In other words, “dummy it down” by using convenient numbers in place of letters (variables) to make a problem more concrete. This very powerful strategy can be used on multiple choice questions as well as the grid-in questions.

### No wild guessing

You should guess on a multiple-choice question only if you have worked on it and can eliminate one or more answers. Otherwise, skip the problem and move on to a question you can do.

### Connect what is being given to what is being asked

Think about what concept the question is using, what information it is giving you, and what it is asking for. Read the question two or three times.
• Geometry questions: Draw a figure! A figure can be very useful when one isn't provided.
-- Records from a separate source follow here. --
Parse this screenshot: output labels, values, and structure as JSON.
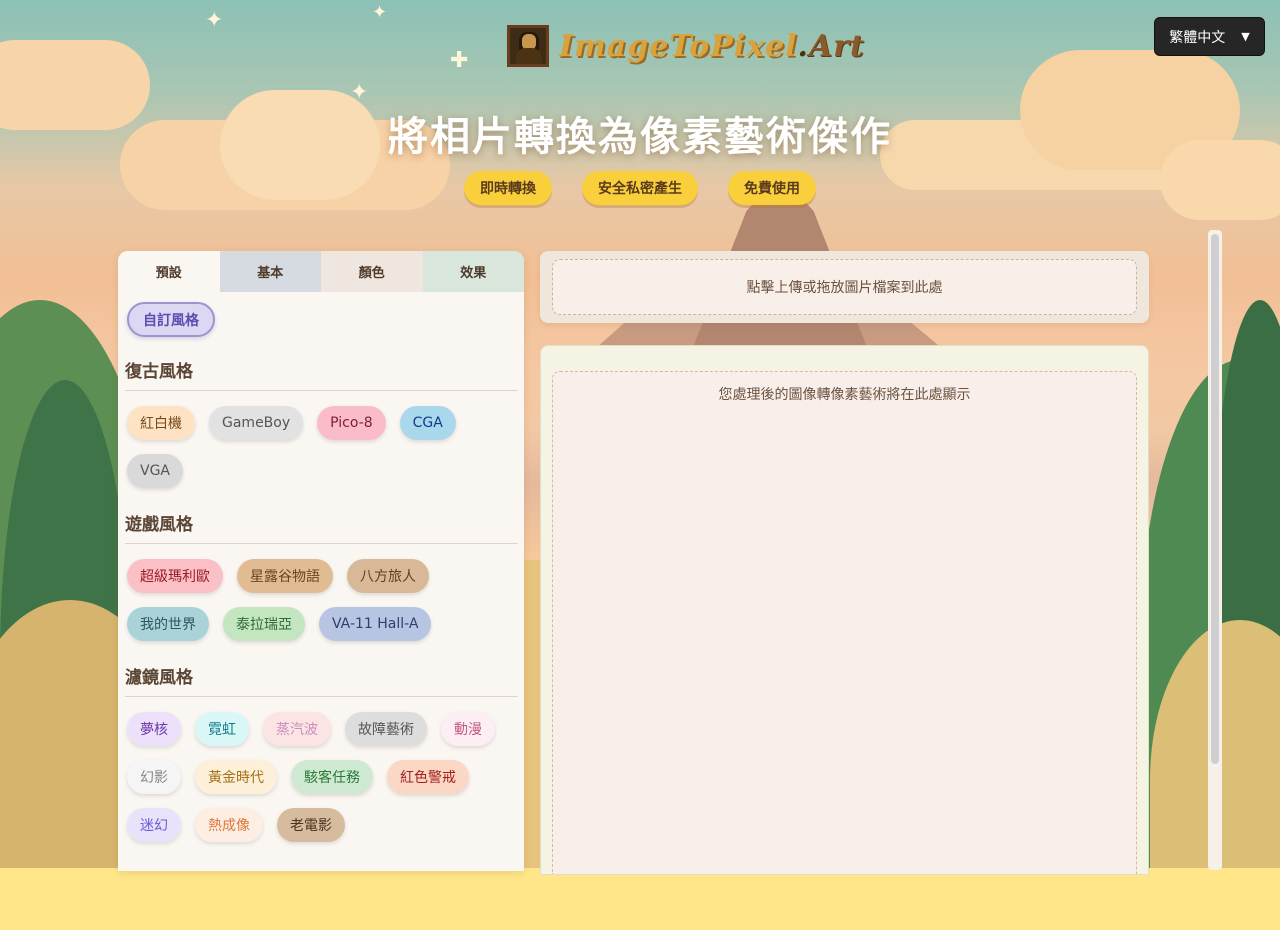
{
  "brand": {
    "name_main": "ImageToPixel",
    "name_dot": ".",
    "name_tld": "Art",
    "logo_icon": "mona-lisa-icon"
  },
  "language": {
    "label": "繁體中文",
    "caret": "▼"
  },
  "hero": {
    "title": "將相片轉換為像素藝術傑作",
    "features": [
      "即時轉換",
      "安全私密產生",
      "免費使用"
    ]
  },
  "tabs": [
    "預設",
    "基本",
    "顏色",
    "效果"
  ],
  "custom_style_label": "自訂風格",
  "sections": [
    {
      "title": "復古風格",
      "chips": [
        {
          "label": "紅白機",
          "bg": "#fde3c4",
          "fg": "#7a4a1a"
        },
        {
          "label": "GameBoy",
          "bg": "#e2e2e2",
          "fg": "#555555"
        },
        {
          "label": "Pico-8",
          "bg": "#f9bcc8",
          "fg": "#7a1e33"
        },
        {
          "label": "CGA",
          "bg": "#a9d8ec",
          "fg": "#0e3a86"
        },
        {
          "label": "VGA",
          "bg": "#d9d9d9",
          "fg": "#555555"
        }
      ]
    },
    {
      "title": "遊戲風格",
      "chips": [
        {
          "label": "超級瑪利歐",
          "bg": "#fac0c6",
          "fg": "#9a1c25"
        },
        {
          "label": "星露谷物語",
          "bg": "#e1bc92",
          "fg": "#6a4420"
        },
        {
          "label": "八方旅人",
          "bg": "#d8b896",
          "fg": "#5e4026"
        },
        {
          "label": "我的世界",
          "bg": "#a9d3d9",
          "fg": "#2f5560"
        },
        {
          "label": "泰拉瑞亞",
          "bg": "#c3e5c0",
          "fg": "#2f6b33"
        },
        {
          "label": "VA-11 Hall-A",
          "bg": "#b7c5e3",
          "fg": "#2f3f6e"
        }
      ]
    },
    {
      "title": "濾鏡風格",
      "chips": [
        {
          "label": "夢核",
          "bg": "#ede0fb",
          "fg": "#6b3aa8"
        },
        {
          "label": "霓虹",
          "bg": "#daf7f8",
          "fg": "#0e7c86"
        },
        {
          "label": "蒸汽波",
          "bg": "#fbe4e4",
          "fg": "#c98fbd"
        },
        {
          "label": "故障藝術",
          "bg": "#dddddd",
          "fg": "#555555"
        },
        {
          "label": "動漫",
          "bg": "#fdeef3",
          "fg": "#c45a86"
        },
        {
          "label": "幻影",
          "bg": "#f5f5f5",
          "fg": "#888888"
        },
        {
          "label": "黃金時代",
          "bg": "#fdf0d8",
          "fg": "#a7701a"
        },
        {
          "label": "駭客任務",
          "bg": "#cfe9d3",
          "fg": "#2a7a3a"
        },
        {
          "label": "紅色警戒",
          "bg": "#fbd7c6",
          "fg": "#a3211c"
        },
        {
          "label": "迷幻",
          "bg": "#e8e3fb",
          "fg": "#6b5ad6"
        },
        {
          "label": "熱成像",
          "bg": "#fdeee4",
          "fg": "#e0763a"
        },
        {
          "label": "老電影",
          "bg": "#d7bb9e",
          "fg": "#4b3320"
        }
      ]
    }
  ],
  "upload": {
    "prompt": "點擊上傳或拖放圖片檔案到此處"
  },
  "output": {
    "placeholder": "您處理後的圖像轉像素藝術將在此處顯示"
  }
}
Fill in or label the figure with all the information that the question gives.
• When a geometry problem contains algebraic terms, try to make an equation from the figure and solve the equation. Or, plug in real numbers to make the figure work.
• Figures are accurate (to scale) unless otherwise noted . If two lines look like they are the same length, then they are the same length!
• If a figure is not drawn to scale, it is drawn in such as way as to mislead you. In this case, only go by the given information. It may help to redraw the figure.
• Mark the questions that you skip in your test booklet so that you can come back to them easily.
• Circle the multiple-choice answers that you choose in the test booklet so that you can check the answer grid against your booklet later on, if you have time.
• Grid-ins: if you have a hunch, then go ahead and guess! There is no penalty for guessing in the grid-in section. It is usually best to start the answer in the far-left column of the grid. Write in the numbers but don't forget to grid them! As with the multiple-choice, circle the answer you come up with in your test booklet so that you can check it against your grid later on.